A man who will speak without filters or grace
Though he could not repeal and he could not replace
And so, onto migrants Trump’s temper did fall
But Mexico said, “We won’t pay for your wall!”
“Now, folks,” said The Donald, “I’m just getting warm!
I’ll huff and I’ll puff and I’ll do tax reform!”
And just before Christmas, the bill it did pass.
It’s great for the rich, not the poor and middle-class.
The stock market soared, the jobless claims fell
And still we all feel like we’re going to hell
Big hurricanes drowned with their winds and their waves
And statues came down `cause their subjects owned slaves
The national anthem brought teams to their knees
While Hollywood drowned in an ocean of sleaze
Oh Spacey, oh Keillor, oh Lauer, oh Franken
A few should get jailtime, the others a spankin’
The Democrats grinned when Fox News canned O’Reilly
Till the axe fell on Schwartz, Hockenberry, and Smiley
And suddenly hashtags were filled with “Me Toos”
Against a whole passel of rich, horny Jews
Yet Hollywood shlock remained vegetative
“Star Wars” 26 – how innovative!
But at least cinema took our minds off our woes
Prince Harry did, too, when he chose to propose
But still there were shootings by Muslims and crazies
With Jason Aldean fans all pushing up daisies
Now, that Vegas massacre was not by a Muslim
But they sure got mad at a Jewish Jerus’lem
And speaking of mad, how about North Korea
Which seems like it’s ready to start World War Threea
The pundits were urging our chief to stay calm
While Rocket Man threatened to liquidate Guam
But Trump was no Scrooge, no fiend out of Dickens
Why, he tossed paper towels at wet Puerto Ricans
He railed against Clinton, he’s threatening DACA
He kisses hot women but won’t use Binaca
He seated Neil Gorsuch upon the high court
To make it much harder for girls to abort
He praised Neo-Nazis so white folks were mollified
And all his appointees were ultra-unqualified
That said, he bombed Syria for murder by gas
So why does he Tweet and kiss Putin’s ass?
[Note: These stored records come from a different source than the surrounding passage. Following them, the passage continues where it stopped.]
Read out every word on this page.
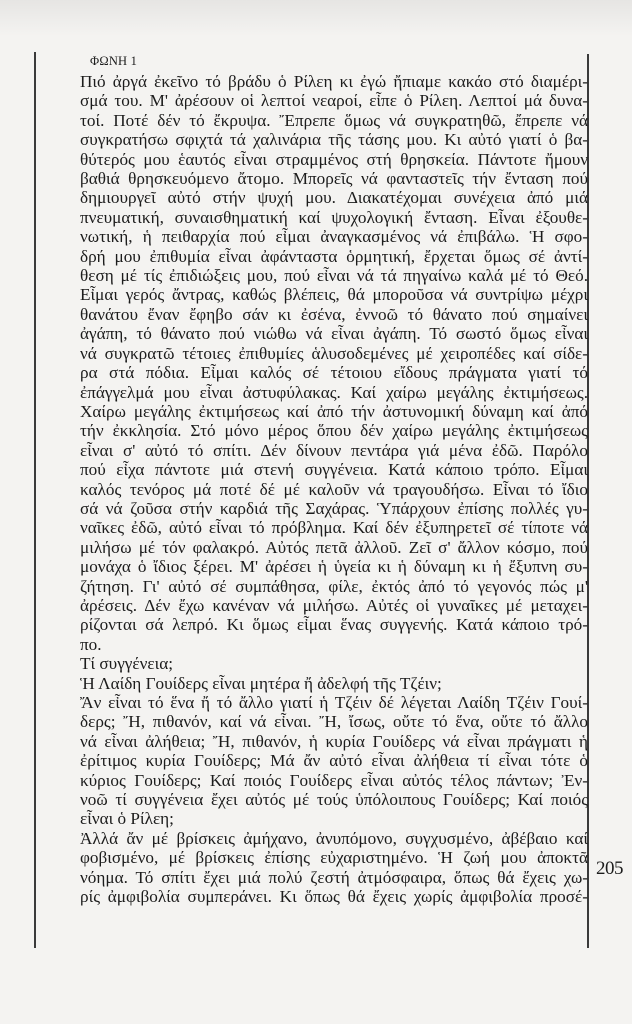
ΦΩΝΗ 1
Πιό ἀργά ἐκεῖνο τό βράδυ ὁ Ρίλεη κι ἐγώ ἤπιαμε κακάο στό διαμέρι-
σμά του. Μ' ἀρέσουν οἱ λεπτοί νεαροί, εἶπε ὁ Ρίλεη. Λεπτοί μά δυνα-
τοί. Ποτέ δέν τό ἔκρυψα. Ἔπρεπε ὅμως νά συγκρατηθῶ, ἔπρεπε νά
συγκρατήσω σφιχτά τά χαλινάρια τῆς τάσης μου. Κι αὐτό γιατί ὁ βα-
θύτερός μου ἑαυτός εἶναι στραμμένος στή θρησκεία. Πάντοτε ἤμουν
βαθιά θρησκευόμενο ἄτομο. Μπορεῖς νά φανταστεῖς τήν ἔνταση πού
δημιουργεῖ αὐτό στήν ψυχή μου. Διακατέχομαι συνέχεια ἀπό μιά
πνευματική, συναισθηματική καί ψυχολογική ἔνταση. Εἶναι ἐξουθε-
νωτική, ἡ πειθαρχία πού εἶμαι ἀναγκασμένος νά ἐπιβάλω. Ἡ σφο-
δρή μου ἐπιθυμία εἶναι ἀφάνταστα ὁρμητική, ἔρχεται ὅμως σέ ἀντί-
θεση μέ τίς ἐπιδιώξεις μου, πού εἶναι νά τά πηγαίνω καλά μέ τό Θεό.
Εἶμαι γερός ἄντρας, καθώς βλέπεις, θά μποροῦσα νά συντρίψω μέχρι
θανάτου ἔναν ἔφηβο σάν κι ἐσένα, ἐννοῶ τό θάνατο πού σημαίνει
ἀγάπη, τό θάνατο πού νιώθω νά εἶναι ἀγάπη. Τό σωστό ὅμως εἶναι
νά συγκρατῶ τέτοιες ἐπιθυμίες ἁλυσοδεμένες μέ χειροπέδες καί σίδε-
ρα στά πόδια. Εἶμαι καλός σέ τέτοιου εἴδους πράγματα γιατί τό
ἐπάγγελμά μου εἶναι ἀστυφύλακας. Καί χαίρω μεγάλης ἐκτιμήσεως.
Χαίρω μεγάλης ἐκτιμήσεως καί ἀπό τήν ἀστυνομική δύναμη καί ἀπό
τήν ἐκκλησία. Στό μόνο μέρος ὅπου δέν χαίρω μεγάλης ἐκτιμήσεως
εἶναι σ' αὐτό τό σπίτι. Δέν δίνουν πεντάρα γιά μένα ἐδῶ. Παρόλο
πού εἶχα πάντοτε μιά στενή συγγένεια. Κατά κάποιο τρόπο. Εἶμαι
καλός τενόρος μά ποτέ δέ μέ καλοῦν νά τραγουδήσω. Εἶναι τό ἴδιο
σά νά ζοῦσα στήν καρδιά τῆς Σαχάρας. Ὑπάρχουν ἐπίσης πολλές γυ-
ναῖκες ἐδῶ, αὐτό εἶναι τό πρόβλημα. Καί δέν ἐξυπηρετεῖ σέ τίποτε νά
μιλήσω μέ τόν φαλακρό. Αὐτός πετᾶ ἀλλοῦ. Ζεῖ σ' ἄλλον κόσμο, πού
μονάχα ὁ ἴδιος ξέρει. Μ' ἀρέσει ἡ ὑγεία κι ἡ δύναμη κι ἡ ἔξυπνη συ-
ζήτηση. Γι' αὐτό σέ συμπάθησα, φίλε, ἐκτός ἀπό τό γεγονός πώς μ'
ἀρέσεις. Δέν ἔχω κανέναν νά μιλήσω. Αὐτές οἱ γυναῖκες μέ μεταχει-
ρίζονται σά λεπρό. Κι ὅμως εἶμαι ἕνας συγγενής. Κατά κάποιο τρό-
πο.
Τί συγγένεια;
Ἡ Λαίδη Γουίδερς εἶναι μητέρα ἤ ἀδελφή τῆς Τζέιν;
Ἄν εἶναι τό ἕνα ἤ τό ἄλλο γιατί ἡ Τζέιν δέ λέγεται Λαίδη Τζέιν Γουί-
δερς; Ἤ, πιθανόν, καί νά εἶναι. Ἤ, ἴσως, οὔτε τό ἕνα, οὔτε τό ἄλλο
νά εἶναι ἀλήθεια; Ἤ, πιθανόν, ἡ κυρία Γουίδερς νά εἶναι πράγματι ἡ
ἐρίτιμος κυρία Γουίδερς; Μά ἄν αὐτό εἶναι ἀλήθεια τί εἶναι τότε ὁ
κύριος Γουίδερς; Καί ποιός Γουίδερς εἶναι αὐτός τέλος πάντων; Ἐν-
νοῶ τί συγγένεια ἔχει αὐτός μέ τούς ὑπόλοιπους Γουίδερς; Καί ποιός
εἶναι ὁ Ρίλεη;
Ἀλλά ἄν μέ βρίσκεις ἀμήχανο, ἀνυπόμονο, συγχυσμένο, ἀβέβαιο καί
φοβισμένο, μέ βρίσκεις ἐπίσης εὐχαριστημένο. Ἡ ζωή μου ἀποκτᾶ
νόημα. Τό σπίτι ἔχει μιά πολύ ζεστή ἀτμόσφαιρα, ὅπως θά ἔχεις χω-
ρίς ἀμφιβολία συμπεράνει. Κι ὅπως θά ἔχεις χωρίς ἀμφιβολία προσέ-
205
O.J.’s a free man until his next trial
And Mary Tyler Moore turned off her smile
This year we lost Domino, Berry, and Petty
And Allman and Cassidy and enough already.
2018 is just up ahead
With midterm elections to fill us with dread
The Winter Olympics will bore us with thrills
So doctors, please don’t ban our opioid pills
We’ll need them to get through each day and each night
Happy New Year to all, and to all a “La-La-Land.” I mean, “Moonlight!”
This has been a Rabbinical Reflection from Rabbi Sol Solomon, Temple Sons of Bitches, in Great Neck, New York. Shana Tovah!